VMware owner Broadcom announced the VMware Cloud Foundation platform a few weeks ago that it is AI native to the VMware Explore Conference.
Maintaining the rest of the wide and rapid adoption of the technology industry’s large language model was the company’s latest move, but since it acquired virtualization giant VMware in November 2023, the company has been battling bad news about the licensing policy changes that have plagued it.
Several lawsuits focusing on existing contracts, including termination of free tiers on the platform, reporting aggressive sales tactics to get subscribers on board, and existing perpetual licenses have led many users to rethink what is often the basis of their IT stacks. Nutanix, Suse and IBM were among the beneficiaries from those who left VMware in the stable house.
However, the nature of VMware deployments means they are often complex, and pulling workloads from a severely virtualized environment running on a platform can be accompanied by high migration costs, rather than insignificant risks for organizational QoS metrics. It’s better to stay and pay with the demon you know, rather than go out on your limbs and move to an alternative.

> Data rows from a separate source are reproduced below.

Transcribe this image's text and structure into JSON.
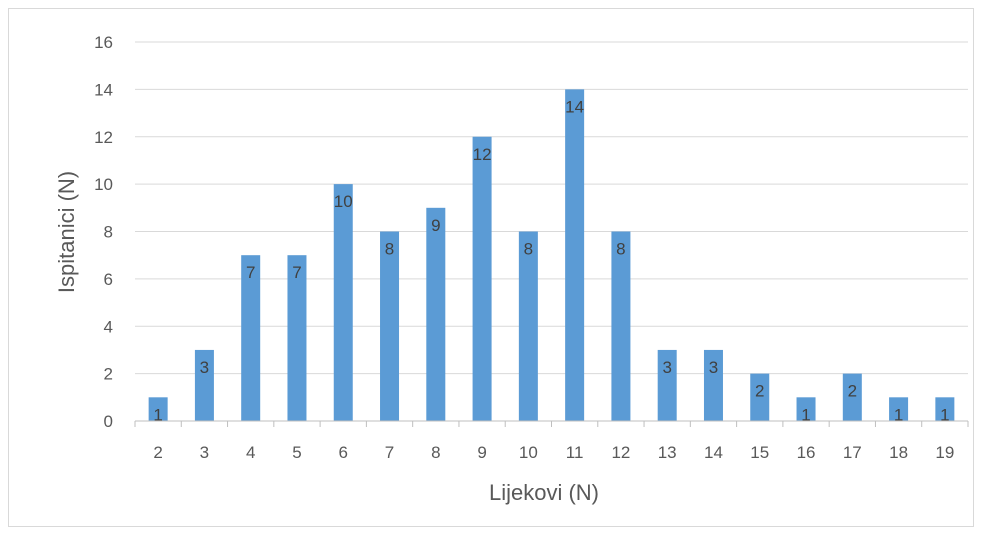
{
  "chart_data": {
    "type": "bar",
    "categories": [
      "2",
      "3",
      "4",
      "5",
      "6",
      "7",
      "8",
      "9",
      "10",
      "11",
      "12",
      "13",
      "14",
      "15",
      "16",
      "17",
      "18",
      "19"
    ],
    "values": [
      1,
      3,
      7,
      7,
      10,
      8,
      9,
      12,
      8,
      14,
      8,
      3,
      3,
      2,
      1,
      2,
      1,
      1
    ],
    "xlabel": "Lijekovi (N)",
    "ylabel": "Ispitanici (N)",
    "ylim": [
      0,
      16
    ],
    "yticks": [
      0,
      2,
      4,
      6,
      8,
      10,
      12,
      14,
      16
    ],
    "grid": true,
    "data_labels": true,
    "colors": {
      "bar": "#5b9bd5",
      "grid": "#d9d9d9",
      "axis": "#bfbfbf",
      "text": "#595959"
    }
  }
}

Similarly, engineering AI into VMware products is full of the same potential fallout as the danger. Once you reorganize your VMware platform and burn AI at the core, your end-user stud workload will pay for the price of the change. And the nature of software is that the deeper, more corrupted changes are made, the greater the potential negative impact.
The first aim of Broadcom is to make it easier for users to deploy AI models and agents within their existing environments. The VMware Private AI Services will ship with a VCF 9 subscription next year and consist of all the necessary elements to build and run AI on-premises, or at least external hyperscale facilities. It includes a model store (at least in the test phase, many organizations will be at least open source, small models, vector databases, agent AI builders, and off-the-shelf API gateways to allow optimized machine-to-machine communications between separate AI models that require working in sequence with open source, small models, vector databases, and off-the-shelf API gateways.
Meeting attendees were told that AI in the enterprise would only grow, so it only makes sense that AI should be a feature of all VMware-based infrastructure. Currently, what Broadcom offers is an AI-oriented nod, but nothing unique or new. The company has also announced a simpler release of its MCP servers, as well as improvements to the VMware Tanzu platform, including its new data lakehouse, Tanzu Data Intelligence.
For VMware’s own developer, the probably low fruit was intelligent assist for VCF, a chatbot that has access to the VMware KnowledgeBase. AI-powered ‘bots allow users to spend more time raising problems and questions and talk to people who can help.
The excitement over the widespread adoption of containers has led many to declare that the end was nearing due to “traditional” virtualization. The reality was that legacy infrastructure would force enterprise users to integrate with the platform they invested in, despite rape-like licensing fees and high costs.
VMware may be spreading a bit of AI Fairy-Dust deals between IT and its customers, but it has been found that the presence of legacy infrastructure at the core of a company will guarantee its long-term revenue.
(Image source: “Virtual Try On” by Jurvetson is licensed under 2.0 at CC.)